51

By Patrick O'Leary

Tachyon Publications

978-1-61696-348-4

304pp/$16.95/February 2022

51
Cover by Elizabeth Story

Reviewed by Steven H Silver


Patrick O'Leary published the acclaimed Door Number Three, The Gift, and The Impossible Bird between 1995 and 2002. Although he has subsequently published a collection, his voice has been mostly silent from the science fiction community for nearly twenty years, and he admits in his afterword that his new novel, 51 took him sixteen years to write.

The novel opens with Adam Pagnucco driving home from an Alcoholics Anonymous meeting when he sees a man collapse on the side of the road. Pagnucco pulls over to help him and is amazed to find that the man recognizes him.
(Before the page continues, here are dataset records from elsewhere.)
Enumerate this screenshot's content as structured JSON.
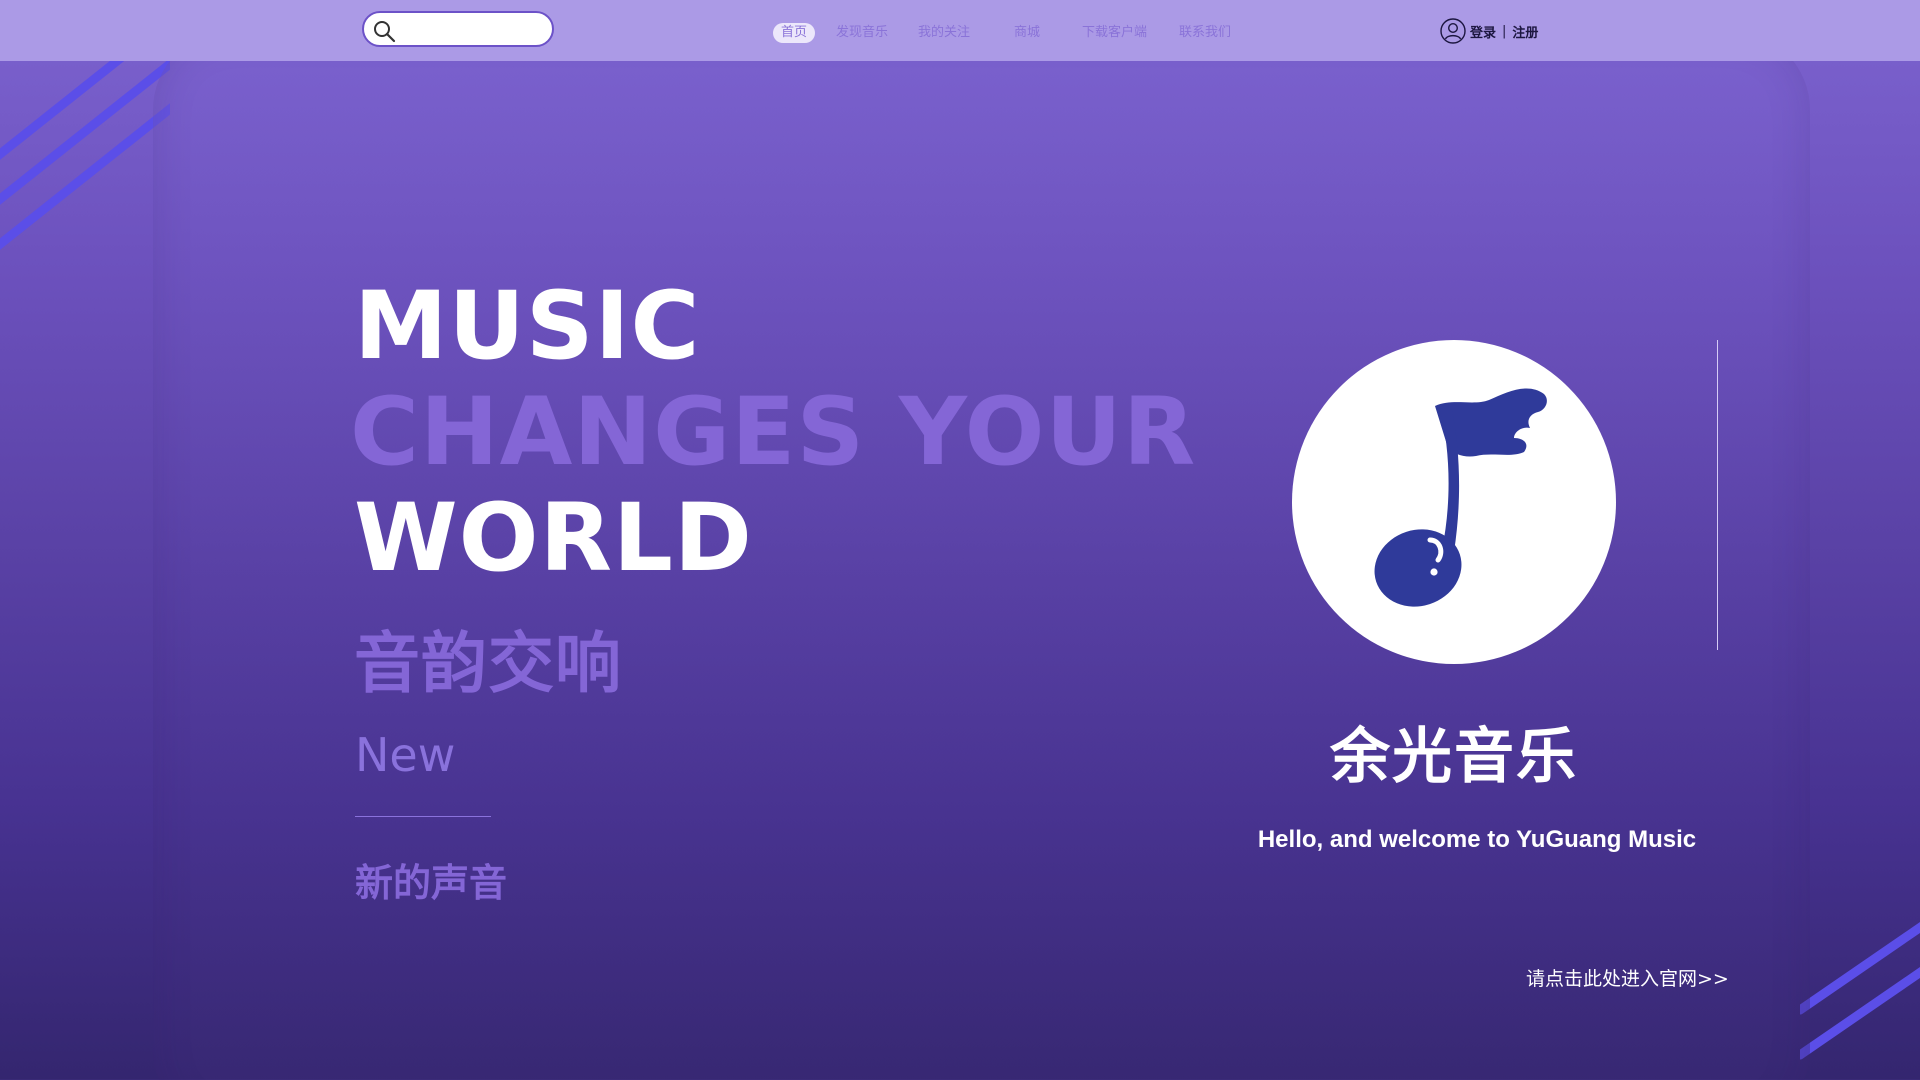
{
  "search": {
    "value": "",
    "placeholder": ""
  },
  "nav": {
    "items": [
      {
        "label": "首页",
        "active": true
      },
      {
        "label": "发现音乐"
      },
      {
        "label": "我的关注"
      },
      {
        "label": "商城"
      },
      {
        "label": "下载客户端"
      },
      {
        "label": "联系我们"
      }
    ]
  },
  "account": {
    "login": "登录",
    "separator": "|",
    "register": "注册"
  },
  "hero": {
    "line1": "MUSIC",
    "line2": "CHANGES YOUR",
    "line3": "WORLD",
    "cn_title": "音韵交响",
    "new_label": "New",
    "sub_label": "新的声音"
  },
  "brand": {
    "name": "余光音乐",
    "welcome": "Hello, and welcome to YuGuang Music",
    "enter_link": "请点击此处进入官网>>"
  },
  "colors": {
    "bg_top": "#7c63cf",
    "bg_bottom": "#34266f",
    "topbar": "#ab9ae6",
    "accent": "#8466d6",
    "logo_note": "#2f3a9a",
    "stripe": "#5b4ee8"
  },
  "icons": {
    "search": "search-icon",
    "user": "user-icon",
    "logo": "music-note-icon"
  }
}
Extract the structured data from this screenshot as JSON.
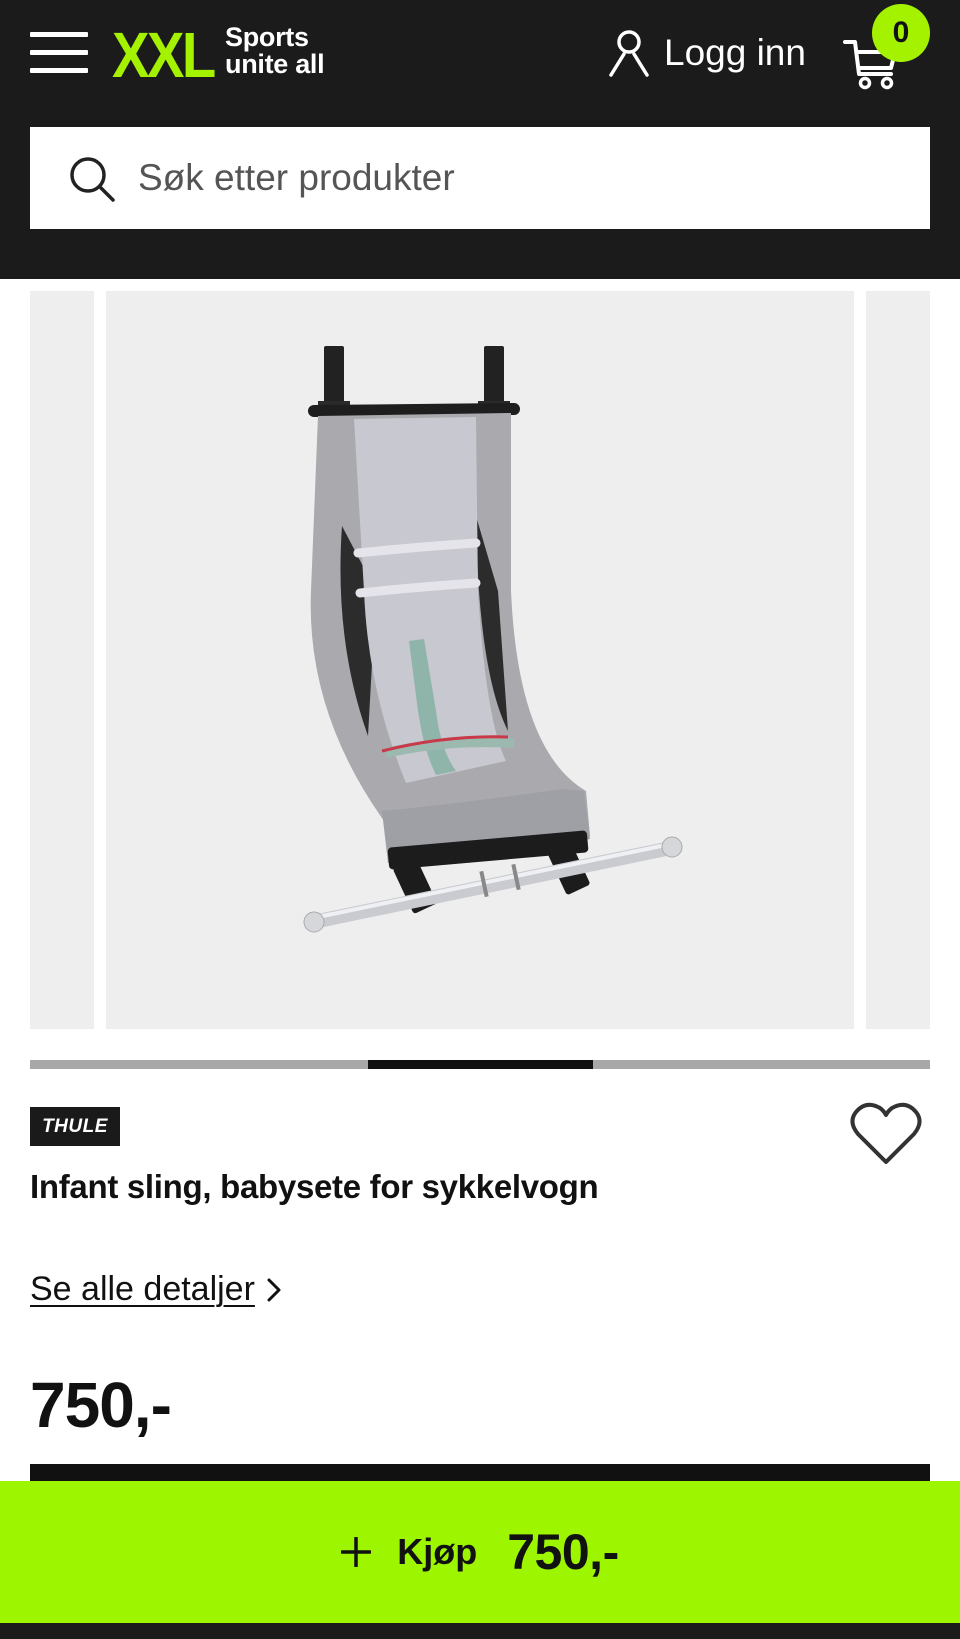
{
  "header": {
    "logo_mark": "XXL",
    "logo_tagline_1": "Sports",
    "logo_tagline_2": "unite all",
    "login_label": "Logg inn",
    "cart_count": "0",
    "accent_color": "#a4f200",
    "background_color": "#1b1b1b"
  },
  "search": {
    "placeholder": "Søk etter produkter",
    "value": ""
  },
  "gallery": {
    "image_count": 3,
    "active_index": 2,
    "background_color": "#eeeeee"
  },
  "product": {
    "brand": "THULE",
    "title": "Infant sling, babysete for sykkelvogn",
    "details_link": "Se alle detaljer",
    "price": "750,-"
  },
  "buy_bar": {
    "label": "Kjøp",
    "price": "750,-",
    "color": "#9df500"
  },
  "icons": [
    "menu-icon",
    "user-icon",
    "cart-icon",
    "search-icon",
    "heart-icon",
    "chevron-right-icon",
    "plus-icon"
  ]
}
It turns out the man is Winston Koop, one time a close friend who Pagnucco hasn’t seen in years. As Pagnucco (whom Koop calls Nuke) nurses Koop back to health, Koop catches his erstwhile friend up on his life since the last time the two men saw each other.

As Koop’s story about Area 51 and the aliens who live there unfolds and Nuke begins to remember their friendship, it is clear to the reader that Koop has the ability to wipe people’s memories of what they have seen. O’Leary incorporates an absolutely chilling sensation that the only reason Koop is sharing his story with Nuke is that his long-time friend will become the next person to suffer from Koop’s strange power.

However, as O’Leary’s tale of Koop’s encounters with people who have themselves encountered the aliens at Area 51 plays out, it slowly becomes clear that the story of an alien spacecraft at Area 51 is a cover story for an even more unbelievable situation. Not only does the story reveal the secret behind Area 51, it also slowly begins to reveal more about Nuke and Koop’s previous friendship, unraveling layers that Nuke had either forgotten or never knew existed.

51 isn’t exactly a character study, although it mostly focuses on Koop and Nuke with a few other characters moving through the novel. Although there is some action, most of the novel is spent jumping around in time as Koop tells his stories in an almost episodic fashion that adds to the fragmentation and the pace at which the reader is able to piece together what may have actually been happening, for there are indications that Koop, who is telling Nuke his story, and Nuke, who is telling the story to the reader, are both unreliable narrators.

The novel introduces aliens who are not quite what they would seem and multiple conspiracies related to them that build not only on the popular concepts of what happened at Area 51, but build upon them in a way that has internal consistency and creates a world that offers its strangeness in a matter-of-fact manner as Koop claims to have experienced it and helped promote the myth while protecting the reality, even if it is at the expense of his own ability to maintain relationships with people who he has known and have been important to his life.

O'Leary has his own voice that has long been missing from science fiction. 51 offers a taste of that voice that many readers will either not know they have been missing, or have forgotten in the nearly two decades since his last novel. Nevertheless, 51 is a unique and welcome addition and a chance for readers to either discover O'Leary or become reacquainted with him, not just through this novel, but by finding copies of his previous novels.